I went for a solution like
items = [...what I want to check...]
result = []
while items:
recheck_items = []
for item in items:
if check(item):
result.append(item)
else:
item = change(item) # Note that this always lowers the integer size(),
# so no danger of an infinite loop
if item.size() > 0:
recheck_items.append(item)
items = recheck_items # Let the loop restart with these, if any
My list is effectively a queue, should probably have used some sort of queue. But my lists are small (like 10 items) and this works too.

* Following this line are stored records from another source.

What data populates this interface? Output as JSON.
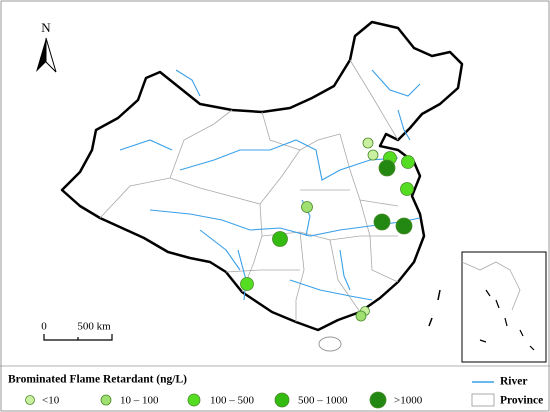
{
  "north": "N",
  "scale_bar": {
    "start": "0",
    "end": "500 km"
  },
  "legend": {
    "title": "Brominated Flame Retardant (ng/L)",
    "classes": [
      "<10",
      "10 – 100",
      "100 – 500",
      "500 – 1000",
      ">1000"
    ],
    "layers": [
      "River",
      "Province"
    ]
  }
}
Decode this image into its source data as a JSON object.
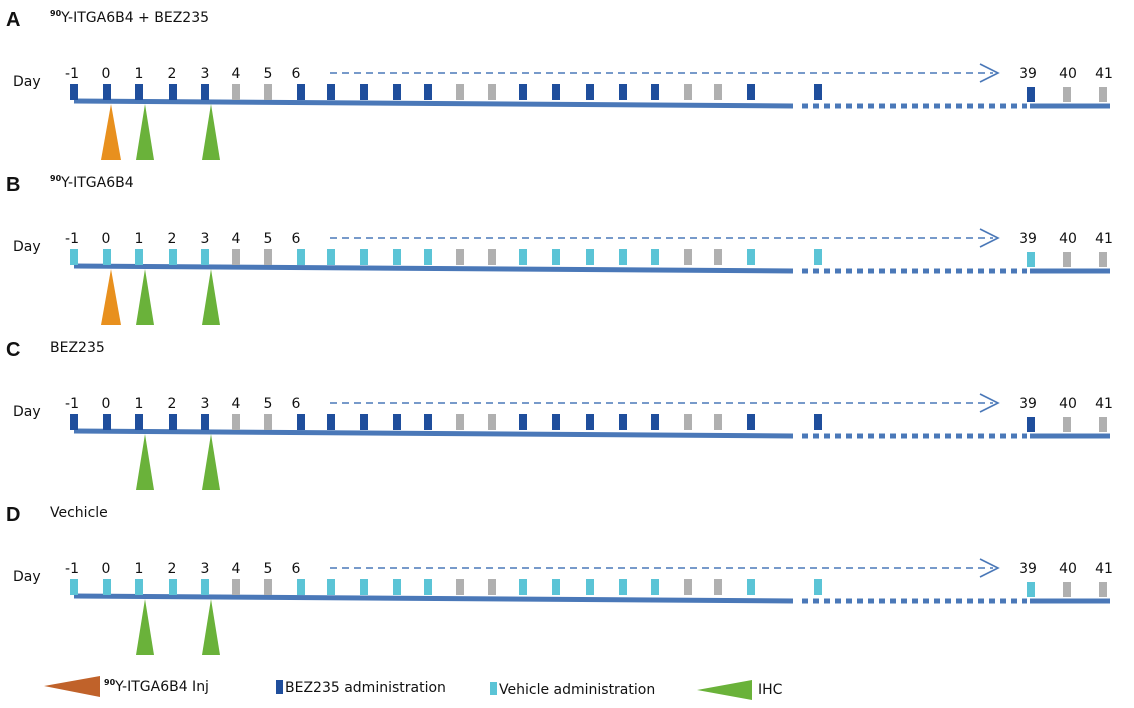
{
  "colors": {
    "bez": "#1f4e9c",
    "vehicle": "#5bc4d6",
    "gray": "#b0b0b0",
    "timeline": "#4a78b8",
    "injection": "#e8901e",
    "injection_legend": "#c0622a",
    "ihc": "#6ab23a"
  },
  "day_label": "Day",
  "day_ticks": [
    "-1",
    "0",
    "1",
    "2",
    "3",
    "4",
    "5",
    "6",
    "39",
    "40",
    "41"
  ],
  "panels": [
    {
      "letter": "A",
      "title_sup": "90",
      "title": "Y-ITGA6B4 + BEZ235",
      "admin": "bez",
      "injection": true,
      "ihc": true
    },
    {
      "letter": "B",
      "title_sup": "90",
      "title": "Y-ITGA6B4",
      "admin": "vehicle",
      "injection": true,
      "ihc": true
    },
    {
      "letter": "C",
      "title_sup": "",
      "title": "BEZ235",
      "admin": "bez",
      "injection": false,
      "ihc": true
    },
    {
      "letter": "D",
      "title_sup": "",
      "title": "Vechicle",
      "admin": "vehicle",
      "injection": false,
      "ihc": true
    }
  ],
  "schedule": [
    "admin",
    "admin",
    "admin",
    "admin",
    "admin",
    "gray",
    "gray",
    "admin",
    "admin",
    "admin",
    "admin",
    "admin",
    "gray",
    "gray",
    "admin",
    "admin",
    "admin",
    "admin",
    "admin",
    "gray",
    "gray",
    "admin",
    "admin"
  ],
  "schedule_end": [
    "admin",
    "gray",
    "gray"
  ],
  "legend": {
    "injection_sup": "90",
    "injection_label": "Y-ITGA6B4 Inj",
    "bez_label": "BEZ235 administration",
    "vehicle_label": "Vehicle administration",
    "ihc_label": "IHC"
  }
}
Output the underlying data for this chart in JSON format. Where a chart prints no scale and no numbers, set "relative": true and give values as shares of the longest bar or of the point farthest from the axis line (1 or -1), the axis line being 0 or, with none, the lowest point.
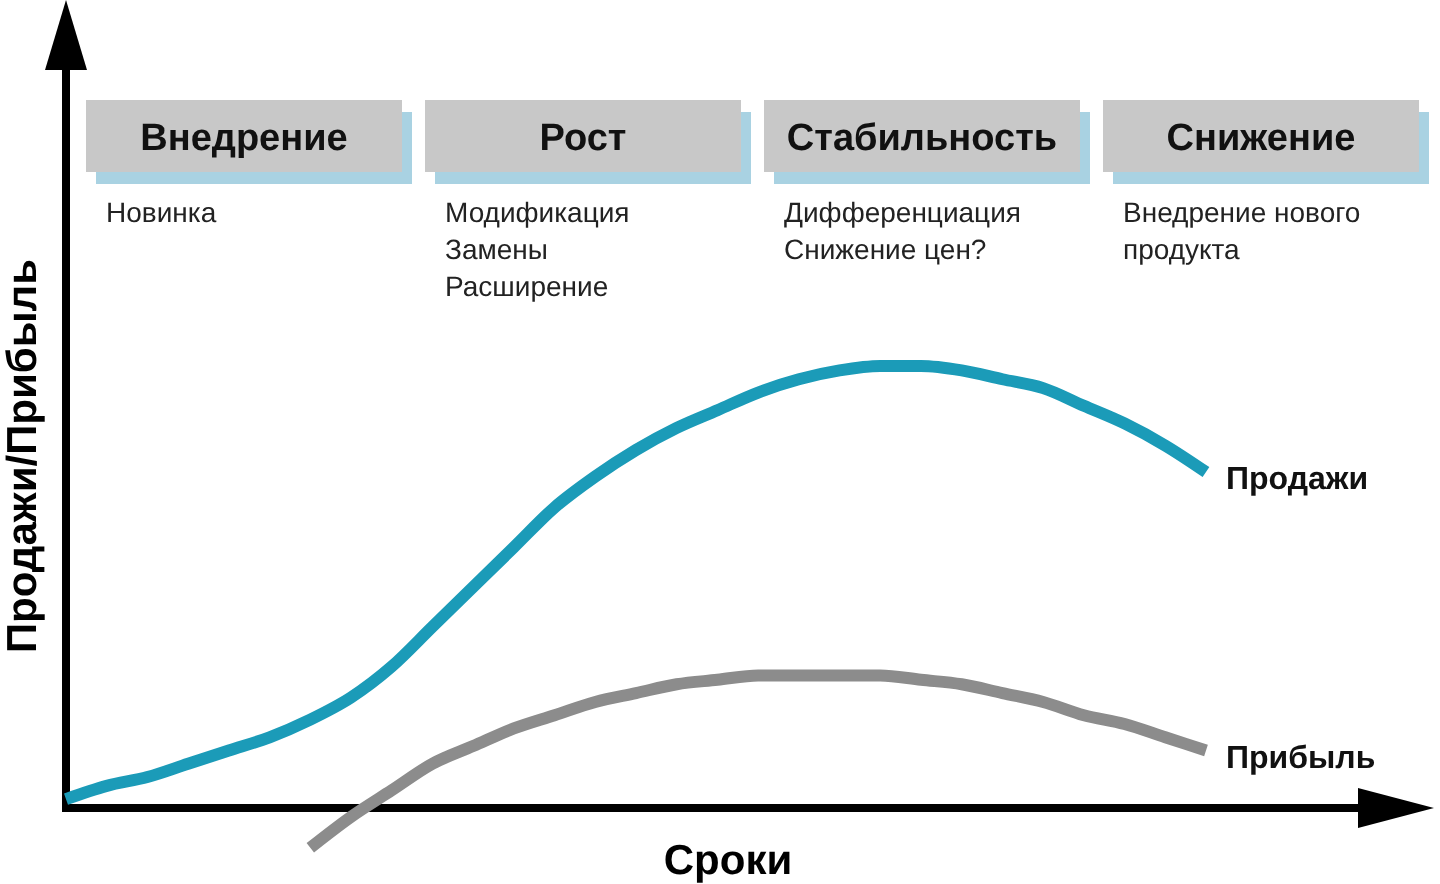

You can use an index and a while loop instead of a for loop if you want the loop to also loop over the elements that is added to the list during the loop:
i = 0
while i < len(myarr):
a = myarr[i];
i = i + 1;
if somecond(a):
myarr.append(newObj())
Expanding S.Lott's answer so that new items are processed as well:
todo = myarr
done = []
while todo:
added = []
for a in todo:
if somecond(a):
added.append(newObj())
done.extend(todo)
todo = added
The final list is in done.
Alternate solution :
reduce(lambda x,newObj : x +[newObj] if somecond else x,myarr,myarr)
Assuming you are adding at the last of this list arr, You can try this method I often use,
arr = [...The list I want to work with]
current_length = len(arr)
i = 0
while i < current_length:
current_element = arr[i]
do_something(arr[i])
# Time to insert
insert_count = 1 # How many Items you are adding add the last
arr.append(item_to_be inserted)
# IMPORTANT!!!! increase the current limit and indexer
i += 1
current_length += insert_count
This is just boilerplate and if you run this, your program will freeze because of infinite loop. DO NOT FORGET TO TERMINATE THE LOOP unless you need so.